Sandra Ortiz-Del Valle is about as big a basketball fan as anyone’s likely to meet, as well as a champion of women’s rights. But last October, when people inside the sport and out celebrated the news that the National Basketball Association had hired Dee Kantner and Violet Palmer as its first two female referees, she didn’t consider it a victory for equality or the dawning of a new era in professional athletics. She considered it a cynical ploy to undercut her million-dollar gender-discrimination suit against the NBA, which declined to hire her as a ref despite her seventeen years of experience with other pro and semi-pro leagues and the numerous awards she has won.
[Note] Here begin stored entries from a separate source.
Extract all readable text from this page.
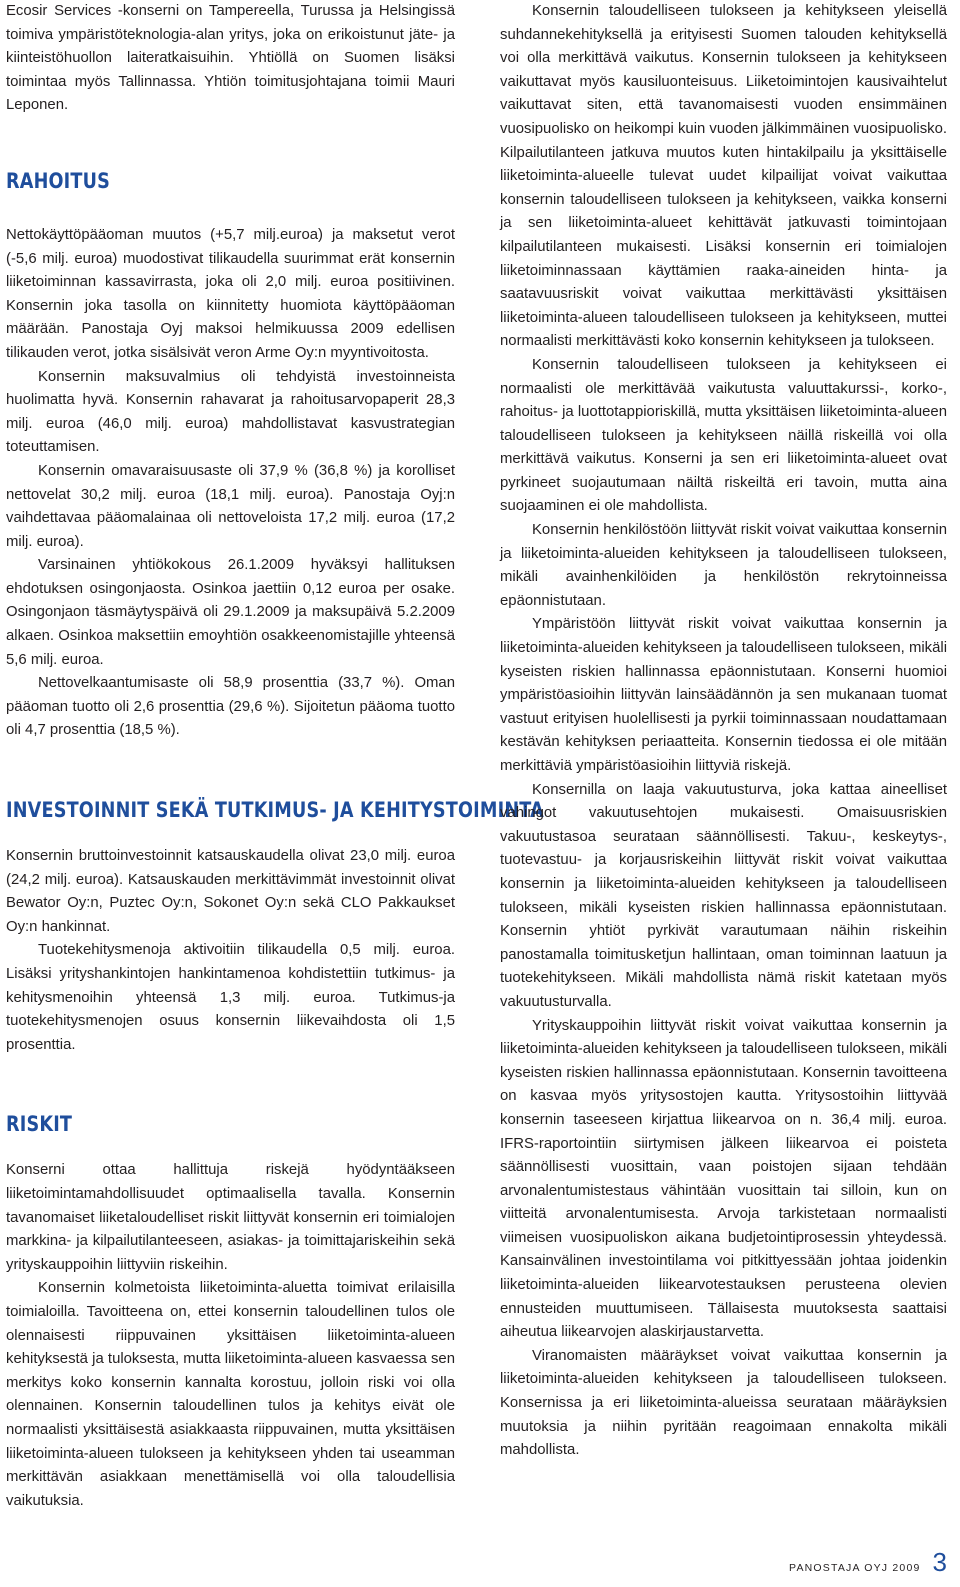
Ecosir Services -konserni on Tampereella, Turussa ja Helsingissä toimiva ympäristöteknologia-alan yritys, joka on erikoistunut jäte- ja kiinteistöhuollon laiteratkaisuihin. Yhtiöllä on Suomen lisäksi toimintaa myös Tallinnassa. Yhtiön toimitusjohtajana toimii Mauri Leponen.

RAHOITUS

Nettokäyttöpääoman muutos (+5,7 milj.euroa) ja maksetut verot (-5,6 milj. euroa) muodostivat tilikaudella suurimmat erät konsernin liiketoiminnan kassavirrasta, joka oli 2,0 milj. euroa positiivinen. Konsernin joka tasolla on kiinnitetty huomiota käyttöpääoman määrään. Panostaja Oyj maksoi helmikuussa 2009 edellisen tilikauden verot, jotka sisälsivät veron Arme Oy:n myyntivoitosta.

Konsernin maksuvalmius oli tehdyistä investoinneista huolimatta hyvä. Konsernin rahavarat ja rahoitusarvopaperit 28,3 milj. euroa (46,0 milj. euroa) mahdollistavat kasvustrategian toteuttamisen.

Konsernin omavaraisuusaste oli 37,9 % (36,8 %) ja korolliset nettovelat 30,2 milj. euroa (18,1 milj. euroa). Panostaja Oyj:n vaihdettavaa pääomalainaa oli nettoveloista 17,2 milj. euroa (17,2 milj. euroa).

Varsinainen yhtiökokous 26.1.2009 hyväksyi hallituksen ehdotuksen osingonjaosta. Osinkoa jaettiin 0,12 euroa per osake. Osingonjaon täsmäytyspäivä oli 29.1.2009 ja maksupäivä 5.2.2009 alkaen. Osinkoa maksettiin emoyhtiön osakkeenomistajille yhteensä 5,6 milj. euroa.

Nettovelkaantumisaste oli 58,9 prosenttia (33,7 %). Oman pääoman tuotto oli 2,6 prosenttia (29,6 %). Sijoitetun pääoma tuotto oli 4,7 prosenttia (18,5 %).

INVESTOINNIT SEKÄ TUTKIMUS- JA KEHITYSTOIMINTA

Konsernin bruttoinvestoinnit katsauskaudella olivat 23,0 milj. euroa (24,2 milj. euroa). Katsauskauden merkittävimmät investoinnit olivat Bewator Oy:n, Puztec Oy:n, Sokonet Oy:n sekä CLO Pakkaukset Oy:n hankinnat.

Tuotekehitysmenoja aktivoitiin tilikaudella 0,5 milj. euroa. Lisäksi yrityshankintojen hankintamenoa kohdistettiin tutkimus- ja kehitysmenoihin yhteensä 1,3 milj. euroa. Tutkimus-ja tuotekehitysmenojen osuus konsernin liikevaihdosta oli 1,5 prosenttia.

RISKIT

Konserni ottaa hallittuja riskejä hyödyntääkseen liiketoimintamahdollisuudet optimaalisella tavalla. Konsernin tavanomaiset liiketaloudelliset riskit liittyvät konsernin eri toimialojen markkina- ja kilpailutilanteeseen, asiakas- ja toimittajariskeihin sekä yrityskauppoihin liittyviin riskeihin.

Konsernin kolmetoista liiketoiminta-aluetta toimivat erilaisilla toimialoilla. Tavoitteena on, ettei konsernin taloudellinen tulos ole olennaisesti riippuvainen yksittäisen liiketoiminta-alueen kehityksestä ja tuloksesta, mutta liiketoiminta-alueen kasvaessa sen merkitys koko konsernin kannalta korostuu, jolloin riski voi olla olennainen. Konsernin taloudellinen tulos ja kehitys eivät ole normaalisti yksittäisestä asiakkaasta riippuvainen, mutta yksittäisen liiketoiminta-alueen tulokseen ja kehitykseen yhden tai useamman merkittävän asiakkaan menettämisellä voi olla taloudellisia vaikutuksia.

Konsernin taloudelliseen tulokseen ja kehitykseen yleisellä suhdannekehityksellä ja erityisesti Suomen talouden kehityksellä voi olla merkittävä vaikutus. Konsernin tulokseen ja kehitykseen vaikuttavat myös kausiluonteisuus. Liiketoimintojen kausivaihtelut vaikuttavat siten, että tavanomaisesti vuoden ensimmäinen vuosipuolisko on heikompi kuin vuoden jälkimmäinen vuosipuolisko. Kilpailutilanteen jatkuva muutos kuten hintakilpailu ja yksittäiselle liiketoiminta-alueelle tulevat uudet kilpailijat voivat vaikuttaa konsernin taloudelliseen tulokseen ja kehitykseen, vaikka konserni ja sen liiketoiminta-alueet kehittävät jatkuvasti toimintojaan kilpailutilanteen mukaisesti. Lisäksi konsernin eri toimialojen liiketoiminnassaan käyttämien raaka-aineiden hinta- ja saatavuusriskit voivat vaikuttaa merkittävästi yksittäisen liiketoiminta-alueen taloudelliseen tulokseen ja kehitykseen, muttei normaalisti merkittävästi koko konsernin kehitykseen ja tulokseen.

Konsernin taloudelliseen tulokseen ja kehitykseen ei normaalisti ole merkittävää vaikutusta valuuttakurssi-, korko-, rahoitus- ja luottotappioriskillä, mutta yksittäisen liiketoiminta-alueen taloudelliseen tulokseen ja kehitykseen näillä riskeillä voi olla merkittävä vaikutus. Konserni ja sen eri liiketoiminta-alueet ovat pyrkineet suojautumaan näiltä riskeiltä eri tavoin, mutta aina suojaaminen ei ole mahdollista.

Konsernin henkilöstöön liittyvät riskit voivat vaikuttaa konsernin ja liiketoiminta-alueiden kehitykseen ja taloudelliseen tulokseen, mikäli avainhenkilöiden ja henkilöstön rekrytoinneissa epäonnistutaan.

Ympäristöön liittyvät riskit voivat vaikuttaa konsernin ja liiketoiminta-alueiden kehitykseen ja taloudelliseen tulokseen, mikäli kyseisten riskien hallinnassa epäonnistutaan. Konserni huomioi ympäristöasioihin liittyvän lainsäädännön ja sen mukanaan tuomat vastuut erityisen huolellisesti ja pyrkii toiminnassaan noudattamaan kestävän kehityksen periaatteita. Konsernin tiedossa ei ole mitään merkittäviä ympäristöasioihin liittyviä riskejä.

Konsernilla on laaja vakuutusturva, joka kattaa aineelliset vahingot vakuutusehtojen mukaisesti. Omaisuusriskien vakuutustasoa seurataan säännöllisesti. Takuu-, keskeytys-, tuotevastuu- ja korjausriskeihin liittyvät riskit voivat vaikuttaa konsernin ja liiketoiminta-alueiden kehitykseen ja taloudelliseen tulokseen, mikäli kyseisten riskien hallinnassa epäonnistutaan. Konsernin yhtiöt pyrkivät varautumaan näihin riskeihin panostamalla toimitusketjun hallintaan, oman toiminnan laatuun ja tuotekehitykseen. Mikäli mahdollista nämä riskit katetaan myös vakuutusturvalla.

Yrityskauppoihin liittyvät riskit voivat vaikuttaa konsernin ja liiketoiminta-alueiden kehitykseen ja taloudelliseen tulokseen, mikäli kyseisten riskien hallinnassa epäonnistutaan. Konsernin tavoitteena on kasvaa myös yritysostojen kautta. Yritysostoihin liittyvää konsernin taseeseen kirjattua liikearvoa on n. 36,4 milj. euroa. IFRS-raportointiin siirtymisen jälkeen liikearvoa ei poisteta säännöllisesti vuosittain, vaan poistojen sijaan tehdään arvonalentumistestaus vähintään vuosittain tai silloin, kun on viitteitä arvonalentumisesta. Arvoja tarkistetaan normaalisti viimeisen vuosipuoliskon aikana budjetointiprosessin yhteydessä. Kansainvälinen investointilama voi pitkittyessään johtaa joidenkin liiketoiminta-alueiden liikearvotestauksen perusteena olevien ennusteiden muuttumiseen. Tällaisesta muutoksesta saattaisi aiheutua liikearvojen alaskirjaustarvetta.

Viranomaisten määräykset voivat vaikuttaa konsernin ja liiketoiminta-alueiden kehitykseen ja taloudelliseen tulokseen. Konsernissa ja eri liiketoiminta-alueissa seurataan määräyksien muutoksia ja niihin pyritään reagoimaan ennakolta mikäli mahdollista.

PANOSTAJA OYJ 2009 3
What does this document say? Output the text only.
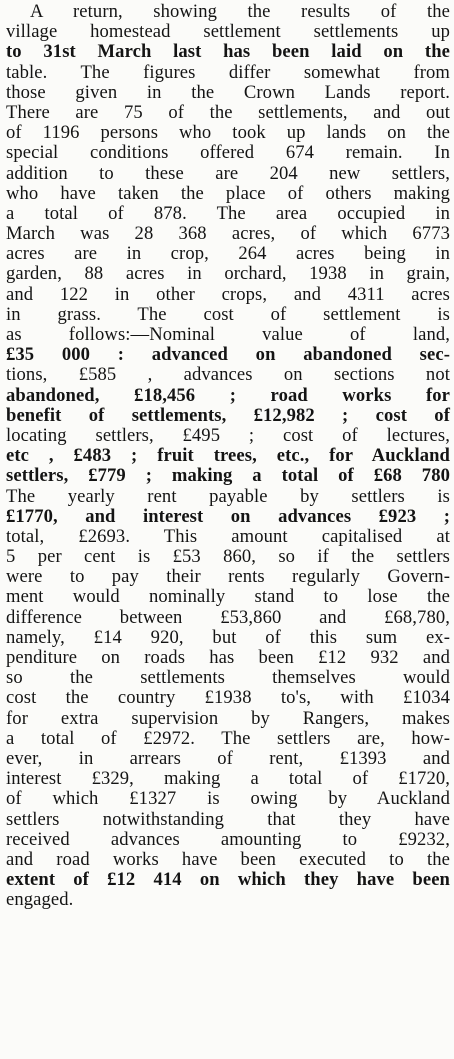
A return, showing the results of the
village homestead settlement settlements up
to 31st March last has been laid on the
table. The figures differ somewhat from
those given in the Crown Lands report.
There are 75 of the settlements, and out
of 1196 persons who took up lands on the
special conditions offered 674 remain. In
addition to these are 204 new settlers,
who have taken the place of others making
a total of 878. The area occupied in
March was 28 368 acres, of which 6773
acres are in crop, 264 acres being in
garden, 88 acres in orchard, 1938 in grain,
and 122 in other crops, and 4311 acres
in grass. The cost of settlement is
as follows:—Nominal value of land,
£35 000 : advanced on abandoned sec-
tions, £585 , advances on sections not
abandoned, £18,456 ; road works for
benefit of settlements, £12,982 ; cost of
locating settlers, £495 ; cost of lectures,
etc , £483 ; fruit trees, etc., for Auckland
settlers, £779 ; making a total of £68 780
The yearly rent payable by settlers is
£1770, and interest on advances £923 ;
total, £2693. This amount capitalised at
5 per cent is £53 860, so if the settlers
were to pay their rents regularly Govern-
ment would nominally stand to lose the
difference between £53,860 and £68,780,
namely, £14 920, but of this sum ex-
penditure on roads has been £12 932 and
so the settlements themselves would
cost the country £1938 to's, with £1034
for extra supervision by Rangers, makes
a total of £2972. The settlers are, how-
ever, in arrears of rent, £1393 and
interest £329, making a total of £1720,
of which £1327 is owing by Auckland
settlers notwithstanding that they have
received advances amounting to £9232,
and road works have been executed to the
extent of £12 414 on which they have been
engaged.
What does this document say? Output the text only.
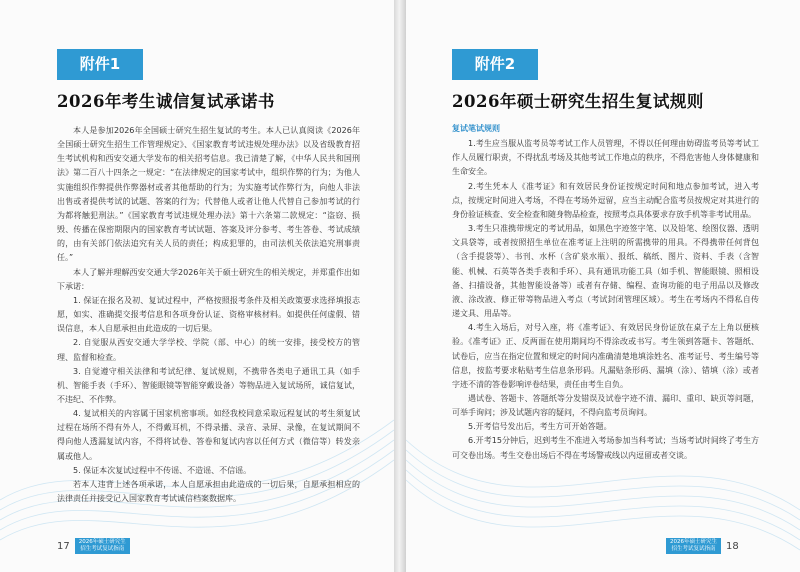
附件1
2026年考生诚信复试承诺书

本人是参加2026年全国硕士研究生招生复试的考生。本人已认真阅读《2026年全国硕士研究生招生工作管理规定》、《国家教育考试违规处理办法》以及省级教育招生考试机构和西安交通大学发布的相关招考信息。我已清楚了解，《中华人民共和国刑法》第二百八十四条之一规定：“在法律规定的国家考试中，组织作弊的行为；为他人实施组织作弊提供作弊器材或者其他帮助的行为；为实施考试作弊行为，向他人非法出售或者提供考试的试题、答案的行为；代替他人或者让他人代替自己参加考试的行为都将触犯刑法。”《国家教育考试违规处理办法》第十六条第二款规定：“盗窃、损毁、传播在保密期限内的国家教育考试试题、答案及评分参考、考生答卷、考试成绩的，由有关部门依法追究有关人员的责任；构成犯罪的，由司法机关依法追究刑事责任。”

本人了解并理解西安交通大学2026年关于硕士研究生的相关规定，并郑重作出如下承诺：

1. 保证在报名及初、复试过程中，严格按照报考条件及相关政策要求选择填报志愿，如实、准确提交报考信息和各项身份认证、资格审核材料。如提供任何虚假、错误信息，本人自愿承担由此造成的一切后果。

2. 自觉服从西安交通大学学校、学院（部、中心）的统一安排，接受校方的管理、监督和检查。

3. 自觉遵守相关法律和考试纪律、复试规则，不携带各类电子通讯工具（如手机、智能手表（手环）、智能眼镜等智能穿戴设备）等物品进入复试场所，诚信复试，不违纪、不作弊。

4. 复试相关的内容属于国家机密事项。如经我校同意采取远程复试的考生须复试过程在场所不得有外人，不得戴耳机，不得录播、录音、录屏、录像，在复试期间不得向他人透漏复试内容，不得将试卷、答卷和复试内容以任何方式（微信等）转发亲属或他人。

5. 保证本次复试过程中不传谣、不造谣、不信谣。

若本人违背上述各项承诺，本人自愿承担由此造成的一切后果，自愿承担相应的法律责任并接受记入国家教育考试诚信档案数据库。

17 2026年硕士研究生
招生考试复试指南
附件2
2026年硕士研究生招生复试规则

复试笔试规则

1.考生应当服从监考员等考试工作人员管理，不得以任何理由妨碍监考员等考试工作人员履行职责，不得扰乱考场及其他考试工作地点的秩序，不得危害他人身体健康和生命安全。

2.考生凭本人《准考证》和有效居民身份证按规定时间和地点参加考试，进入考点，按规定时间进入考场，不得在考场外逗留，应当主动配合监考员按规定对其进行的身份验证核查、安全检查和随身物品检查，按照考点具体要求存放手机等非考试用品。

3.考生只准携带规定的考试用品，如黑色字迹签字笔、以及铅笔、绘图仪器、透明文具袋等，或者按照招生单位在准考证上注明的所需携带的用具。不得携带任何背包（含手提袋等）、书刊、水杯（含矿泉水瓶）、报纸、稿纸、图片、资料、手表（含智能、机械、石英等各类手表和手环）、具有通讯功能工具（如手机、智能眼镜、照相设备、扫描设备，其他智能设备等）或者有存储、编程、查询功能的电子用品以及修改液、涂改液、修正带等物品进入考点（考试封闭管理区域）。考生在考场内不得私自传递文具、用品等。

4.考生入场后，对号入座，将《准考证》、有效居民身份证放在桌子左上角以便核验。《准考证》正、反两面在使用期间均不得涂改或书写。考生领到答题卡、答题纸、试卷后，应当在指定位置和规定的时间内准确清楚地填涂姓名、准考证号、考生编号等信息，按监考要求粘贴考生信息条形码。凡漏贴条形码、漏填（涂）、错填（涂）或者字迹不清的答卷影响评卷结果，责任由考生自负。

遇试卷、答题卡、答题纸等分发错误及试卷字迹不清、漏印、重印、缺页等问题，可举手询问；涉及试题内容的疑问，不得向监考员询问。

5.开考信号发出后，考生方可开始答题。

6.开考15分钟后，迟到考生不准进入考场参加当科考试；当场考试时间终了考生方可交卷出场。考生交卷出场后不得在考场警戒线以内逗留或者交谈。

2026年硕士研究生
招生考试复试指南 18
The case comes to trial March 30 in Manhattan’s U.S. Southern District Court.
The NBA won’t say much about why they didn’t hire her, or why they did hire Kantner and Palmer mere days before Ortiz-Del Valle’s case was originally scheduled to begin, but they dismiss the suggestion that the women are being used as pawns. “They met the standards,” says executive vice-president Jeff Mishkin, “and Sandra Ortiz-Del Valle did not.” Neither of the new hires will speak about the trial, for which they have both been listed as witnesses for the defense. But Ortiz-Del Valle, whose uniform hangs on permanent display at the Basketball Hall of Fame, says she can’t help feeling “as if I prepared this big meal, and Dee Kantner and Violet Palmer are feasting on it.”
Since she brought her suit, all her refereeing jobs with other leagues have mysteriously dried up, too. Nevertheless, she has rejected the NBA’s settlement offers (first $25,000, then $75,000) in favor of her day in court. A lawyer with knowledge of the case calls that a bad strategy – “Whatever damages she could get are, at best, kindly characterized as chump change,” he says – but her perseverance has won her the admiration of many female refs. “I think she’s put a charge of dynamite in that old-boy foundation,” says Yvonne Maxwell, a referee for 27 years.
Despite the praise, Ortiz-Del Valle is just trying to keep her eye on the ball. “I didn’t want to become a trailblazer,” she says. “I just want to be an NBA referee.”